The A-10s used in the attack on al-Hawl were among about a dozen Thunderbolts recently deployed to Incirlik. The A-10s were to be joined in the coming weeks by about a dozen F-15 fighters, according to the Pentagon.
The approval by Turkey for the use of Incirlik against ISIS in Syria has aided the U.S. in supporting a variety of groups fighting ISIS in northern Syria, Warren said.
"Our flight legs are shorter, our loiter time is longer" out of Incirlik, giving the U.S. "more air power in the battlespace," he said. The use of other bases in the Mideast for strikes in Syria required "two mid-air refuelings on the way up, two on the way back," he said.
The al-Hawl operation also showed promise for the new U.S. effort to re-supply anti-ISIS fighters in Syria while working through vetted leaders of about a dozen groups under the umbrella of the Syrian Arab Coalition, Warren said.
"It's not a complete validation, I want to be clear," of the program to back the Syrian Arab Coalition, he said, "but we're encouraged."

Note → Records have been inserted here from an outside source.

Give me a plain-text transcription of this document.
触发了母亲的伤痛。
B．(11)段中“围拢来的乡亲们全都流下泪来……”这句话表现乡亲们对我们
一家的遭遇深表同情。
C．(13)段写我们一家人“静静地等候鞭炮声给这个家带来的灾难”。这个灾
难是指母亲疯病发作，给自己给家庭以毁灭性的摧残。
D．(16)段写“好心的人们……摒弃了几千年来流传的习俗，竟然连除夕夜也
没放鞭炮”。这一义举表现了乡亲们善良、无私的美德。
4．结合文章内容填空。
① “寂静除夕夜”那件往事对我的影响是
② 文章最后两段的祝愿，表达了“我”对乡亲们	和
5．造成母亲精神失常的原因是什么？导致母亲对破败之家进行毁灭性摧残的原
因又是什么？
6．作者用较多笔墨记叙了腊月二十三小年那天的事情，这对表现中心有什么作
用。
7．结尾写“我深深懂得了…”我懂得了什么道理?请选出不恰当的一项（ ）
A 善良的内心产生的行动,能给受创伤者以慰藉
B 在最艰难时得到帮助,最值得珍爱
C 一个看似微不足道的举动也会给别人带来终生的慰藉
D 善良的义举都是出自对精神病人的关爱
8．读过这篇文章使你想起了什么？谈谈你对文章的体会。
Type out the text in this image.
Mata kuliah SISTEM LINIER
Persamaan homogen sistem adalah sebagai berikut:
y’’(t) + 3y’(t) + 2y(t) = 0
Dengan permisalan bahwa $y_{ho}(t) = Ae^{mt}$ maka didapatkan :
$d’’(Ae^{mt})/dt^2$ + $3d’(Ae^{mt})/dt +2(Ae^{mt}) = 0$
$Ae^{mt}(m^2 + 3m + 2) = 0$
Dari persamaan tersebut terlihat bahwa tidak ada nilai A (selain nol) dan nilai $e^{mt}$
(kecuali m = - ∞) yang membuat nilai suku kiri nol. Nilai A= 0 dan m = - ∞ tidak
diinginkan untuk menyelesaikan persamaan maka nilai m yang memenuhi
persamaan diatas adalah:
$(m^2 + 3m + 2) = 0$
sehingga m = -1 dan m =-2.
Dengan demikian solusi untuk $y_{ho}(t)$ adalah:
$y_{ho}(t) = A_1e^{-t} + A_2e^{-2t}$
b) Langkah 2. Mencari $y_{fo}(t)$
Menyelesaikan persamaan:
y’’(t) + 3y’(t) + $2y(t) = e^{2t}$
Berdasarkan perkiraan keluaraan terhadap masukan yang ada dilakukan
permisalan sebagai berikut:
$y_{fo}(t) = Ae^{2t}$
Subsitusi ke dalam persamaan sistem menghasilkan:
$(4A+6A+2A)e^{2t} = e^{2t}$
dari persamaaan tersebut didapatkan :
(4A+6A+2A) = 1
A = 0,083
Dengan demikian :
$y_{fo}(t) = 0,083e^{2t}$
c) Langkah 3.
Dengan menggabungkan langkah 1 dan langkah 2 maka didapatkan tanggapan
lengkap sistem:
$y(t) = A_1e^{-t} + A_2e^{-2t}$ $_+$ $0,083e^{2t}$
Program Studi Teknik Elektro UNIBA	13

The new effort began after the U.S. abandoned the $500 million program to train and equip a new anti-ISIS Syrian force of about 5,000 fighters in Turkey and send them back into Syria. More than $43 million was spent on that effort before it was dropped, according to the Pentagon.
On Oct. 12, the U.S. airdropped about 50 tons of ammunition to the Syrian Arab Coalition, Warren said. He echoed previous U.S. statements that none of the ammunition went to the Kurdish-Syrian YPG (Popular Democratic Forces).
The YPG, considered the most effective anti-ISIS force fighting in Syria, is opposed by Turkey. YPG leaders have charged in recent weeks the Turkish troops have fired on their positions from across the border.
The apparent success in the taking al-Hawl contrasted with the long-stalled effort by the Iraqi Security Forces (ISF), backed by U.S. airstrikes, to retake the Anbar province city of Ramadi, from which they fled in May.
Warren said the Ramadi campaign was stalled again as the ISF sought to cut off an ISIS re-supply route across the Route 1 bridge over the Euphrates River. The Islamic State of Iraq and Syria (ISIS) was also using barges and other watercraft on the Euphrates to bring weapons and fresh fighters into Ramadi, Warren said.
"That river is full of traffic," Warren said, and the U.S. was having difficulty distinguishing between civilian and ISIS boats for airstrikes. "We're not going to strike every single vessel we see, we have to be confident that we know what we're striking," he said.
Even if the bridge and water traffic were cut off, "then it's on to the really hard part which is urban fighting" to retake Ramadi, Warren said. "That is going to be a difficult, hot, dangerous, scary fight. It will take a while."